As I mentioned, Polistra has been resting, but I knew sooner or later she'd have an opinion that needs to be expressed.....
It's quite possible that Miers will turn out to be Constitutionally literate, and thus quite possible that the initial response of conservatives will turn out to be prejudicial. But why does Bush go through this? Why does he please Schumer and Reid instead of giving his would-be supporters a reason to cheer? It's a terrible tactic.
Going back to cars again:
Joe Frazer was the real heavyweight of American salesmen. He worked for most of the carmakers and left a legacy in each case. Joe named the Plymouth; Joe invented modern car financing in the form of GMAC, which has become the only solvent part of GM. In 1950, Joe was the Frazer in Kaiser-Frazer, a partnership that took over the ruins of Graham to produce a new postwar car. Responding to Nash's Rambler, Kaiser introduced its own compact, but unfortunately Henry J. Kaiser wasn't listening to Joe Frazer's advice. Joe quit in disgust, and the 'Henry J' went nowhere.
Later, speaking to auto historians, Joe diagnosed the problem. Lacking Rambler's puppyish perkiness, the Henry J was just ugly, looking like a big car that had been squished in a vise. Even worse, it didn't have a trunk opening or a glove compartment, and its interior looked austere and uninviting.
"I would have brought her out all dressed up and stripped her down later."
Now I'm not advising -- or even imagining, heaven forbid -- a lap dance by Harriet, but things would have gone so much better if Bush had brought her out all dressed up with citations and quotations to prove her literacy.
On Miers's religion: Apparently she belongs to some variant of the Churches of Christ. Not entirely clear from her home church's website exactly where it falls in the Campbellite spectrum, but looks closer to the Church of Christ category as opposed to the Disciples of Christ category. I'm familiar with both types; for a while in high school, came perilously close to joining the C of C, and my alma mater (Phillips Univ, now sadly defunct) was D of C. Even now, if I should somehow miraculously gain the ability to believe, I'd probably go with C of C. Among all the Protestant groups claiming to be originalist, the C of C feels closest to plain pure New Testament Christianity. The only oddity is their insistence on singing without instruments, which isn't really forced by the Bible. But every denomination needs a 'brand symbol', and this has become the C of C's brand. I think it also tends to keep them humble and simple in the best sense of both words.
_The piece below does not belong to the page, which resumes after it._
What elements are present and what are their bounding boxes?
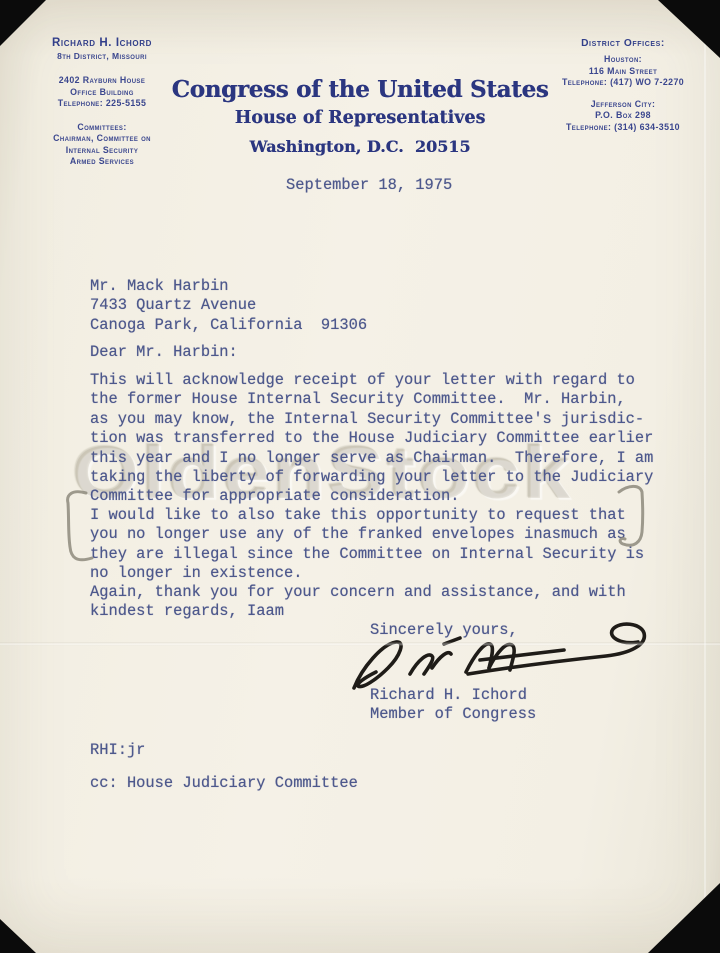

The Disciples have gone in a different direction: though they still claim to be fundamentalist, in fact they are much closer to the socially-leftist Mainline churches like Methodists, and even considered merging with Methodists at one time. There is a more recent split within the D of C, with some churches sliding back toward the New Testament, but not adopting a-capella singing. None of the Campbellite churches are remotely charismatic or Pentecostal; all would consider manifestations like healing and tongues to be extraneous at best.